On January 5th, the landscape of my life changed dramatically. Not only did my dear hubby turn 60, but he also retired from our business. This is not a surprise - in fact, this was always the number that he associated with retirement.
In the advertising business, very few people reach 60 actively working. You are generally "old" in your 40's and new blood is the lifeline of staying creative and cool and desireable to the young brand managers who are churned out each year from the biz schools and into the companies that have big marketing budgets.
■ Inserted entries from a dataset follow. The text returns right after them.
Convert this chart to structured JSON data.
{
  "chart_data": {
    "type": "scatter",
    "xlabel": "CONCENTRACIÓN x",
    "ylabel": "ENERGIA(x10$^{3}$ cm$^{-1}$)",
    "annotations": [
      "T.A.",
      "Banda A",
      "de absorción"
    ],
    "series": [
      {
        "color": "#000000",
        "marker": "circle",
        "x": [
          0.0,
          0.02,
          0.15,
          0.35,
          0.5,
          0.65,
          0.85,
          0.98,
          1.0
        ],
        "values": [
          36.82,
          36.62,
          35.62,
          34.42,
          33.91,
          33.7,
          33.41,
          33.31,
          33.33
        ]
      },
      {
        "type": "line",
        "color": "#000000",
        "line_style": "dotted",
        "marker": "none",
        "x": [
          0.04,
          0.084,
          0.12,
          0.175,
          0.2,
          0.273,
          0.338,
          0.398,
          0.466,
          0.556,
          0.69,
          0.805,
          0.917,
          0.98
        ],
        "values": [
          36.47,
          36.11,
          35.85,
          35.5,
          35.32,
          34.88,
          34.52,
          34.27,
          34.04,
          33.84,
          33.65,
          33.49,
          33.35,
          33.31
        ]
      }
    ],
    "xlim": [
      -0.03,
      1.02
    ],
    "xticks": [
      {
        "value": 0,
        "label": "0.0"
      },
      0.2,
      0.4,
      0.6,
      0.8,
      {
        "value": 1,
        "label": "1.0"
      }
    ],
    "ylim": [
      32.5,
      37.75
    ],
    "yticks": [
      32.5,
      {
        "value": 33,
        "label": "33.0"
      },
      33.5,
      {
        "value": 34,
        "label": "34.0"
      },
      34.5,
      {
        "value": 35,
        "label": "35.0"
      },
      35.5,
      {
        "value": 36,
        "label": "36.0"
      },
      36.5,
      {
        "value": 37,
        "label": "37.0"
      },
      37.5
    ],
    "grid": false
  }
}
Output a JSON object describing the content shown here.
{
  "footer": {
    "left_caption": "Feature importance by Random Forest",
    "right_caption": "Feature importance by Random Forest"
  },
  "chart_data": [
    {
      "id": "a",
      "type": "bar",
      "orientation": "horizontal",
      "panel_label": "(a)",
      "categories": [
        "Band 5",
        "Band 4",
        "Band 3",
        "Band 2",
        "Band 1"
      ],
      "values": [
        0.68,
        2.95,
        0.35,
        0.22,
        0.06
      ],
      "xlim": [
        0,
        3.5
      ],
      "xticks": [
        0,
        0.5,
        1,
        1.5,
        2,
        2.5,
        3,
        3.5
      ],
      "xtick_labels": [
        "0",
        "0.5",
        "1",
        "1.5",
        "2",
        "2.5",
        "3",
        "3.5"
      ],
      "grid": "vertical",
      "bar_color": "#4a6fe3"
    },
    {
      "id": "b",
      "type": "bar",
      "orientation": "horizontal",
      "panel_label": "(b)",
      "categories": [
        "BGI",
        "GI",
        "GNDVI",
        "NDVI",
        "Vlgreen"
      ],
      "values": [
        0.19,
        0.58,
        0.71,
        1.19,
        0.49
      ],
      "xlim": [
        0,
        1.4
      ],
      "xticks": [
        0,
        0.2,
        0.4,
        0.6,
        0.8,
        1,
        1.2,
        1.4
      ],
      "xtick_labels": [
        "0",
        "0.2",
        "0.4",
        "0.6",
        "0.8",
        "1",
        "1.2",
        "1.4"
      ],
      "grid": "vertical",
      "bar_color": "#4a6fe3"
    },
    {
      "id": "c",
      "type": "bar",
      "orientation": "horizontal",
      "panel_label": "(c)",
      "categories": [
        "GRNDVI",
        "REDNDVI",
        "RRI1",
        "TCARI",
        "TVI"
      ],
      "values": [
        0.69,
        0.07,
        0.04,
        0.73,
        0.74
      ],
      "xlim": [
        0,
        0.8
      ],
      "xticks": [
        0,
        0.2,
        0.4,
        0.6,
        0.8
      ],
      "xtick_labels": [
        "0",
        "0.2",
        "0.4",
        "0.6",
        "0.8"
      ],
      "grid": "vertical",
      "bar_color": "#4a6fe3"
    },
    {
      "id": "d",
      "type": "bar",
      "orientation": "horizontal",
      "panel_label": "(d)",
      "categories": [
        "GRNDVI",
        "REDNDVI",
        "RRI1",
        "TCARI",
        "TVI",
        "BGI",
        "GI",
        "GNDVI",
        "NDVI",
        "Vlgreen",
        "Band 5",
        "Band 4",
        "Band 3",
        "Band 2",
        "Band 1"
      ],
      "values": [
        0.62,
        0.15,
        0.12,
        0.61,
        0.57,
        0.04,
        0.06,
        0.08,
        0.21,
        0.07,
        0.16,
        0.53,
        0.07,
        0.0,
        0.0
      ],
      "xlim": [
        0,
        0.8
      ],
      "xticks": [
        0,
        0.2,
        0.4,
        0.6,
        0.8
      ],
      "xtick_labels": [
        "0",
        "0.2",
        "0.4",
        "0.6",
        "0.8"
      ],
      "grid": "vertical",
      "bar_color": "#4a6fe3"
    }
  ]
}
But everything has changed!!! The internet has had a more profound affect on our industry than just about any other. Not only is traditional adveritising (TV, radio and magazine) going the way of the do do, but the plethora of designers and writers who you can find online willing to sell you a logo for $50 or write a brochure for $75 is staggering. We have been commoditized!
Years of experience matters little when you are dealing with young clients, shrinking budgets and the new reality of a world that allows people to control what messages they see. It's incredibly easy to edit out all commercial messages from your life except the ones you want to see. And not that there's anything wrong with that - I think it's brilliant actually. It's just not a good thing for a 30-year copywriting/creative director veteran. Or for a new one either, for that matter.
This was not meant to be a diatribe on the state of marketing in the universe, but somehow that all needed to come out.
And, by the way, I am NOT retiring - at least not yet. And I'm hoping in the next few months to be able to establish a "virtual" scenario that allows me to stay as involved with this business as I choose to be.
Now that the line is drawn, it does set in motion a number of changes and we have a timetable and a plan to move forward. I'm relieved, since I kind of feel like we've been in limbo for a while now. We will be listing our home on February 1st and depending on how quickly it is snapped up and what kind of closing is arranged, we will mark the calendar with a definite departure date.
As I start sifting through the 26 years of stuff in the house, in an effort to "de clutter" and maximize the assets of my wonderful house, I realize the magnitude of all of this. Luckily, since we are going to the cottage (which will need a new moniker), we can start moving as much stuff as we like at our leisure. And we can determine what is not going to make the trip.
But I also realize that for the first time in over 40 years, I have no real clue about what happens next. I have dreams and hopes and wishes - but nothing concrete. And I find that very exciting - Rick on the other hand is a tad terrified. I am definitely a glass-half-full gal and figure that we'll just make the leap and figure it all out on the way down. I'm a believer that what will be will be - not a fatalist - just a person who thinks that it will unfold as it was meant to.
My big thing is to cross all appendages for good health for enough time for us to enjoy this. Too many times, I have heard stories of people who retire and then one of them immediately gets sick. It's like the stress of their lives is what kept everything glued together and when you remove the stress you remove the glue. That's a scenario I do not wish for.
But when you think about the last time that you really didn't know what came next, that's really kind of fun.
We won't have the finances to traipse around the world, exploring here and there like some of our friends, but I'm sure we can do some exploration within certain perameters.
And the prospect of not having to go to a job every day is pretty darn appealing. Everyone tells me that I should expect to be even busier in retirement, and I'm up for that too, but not right away.
So the first step is gearing up for February lst. (Oh, to add to the frenzy, the office is also moving - January 31st!)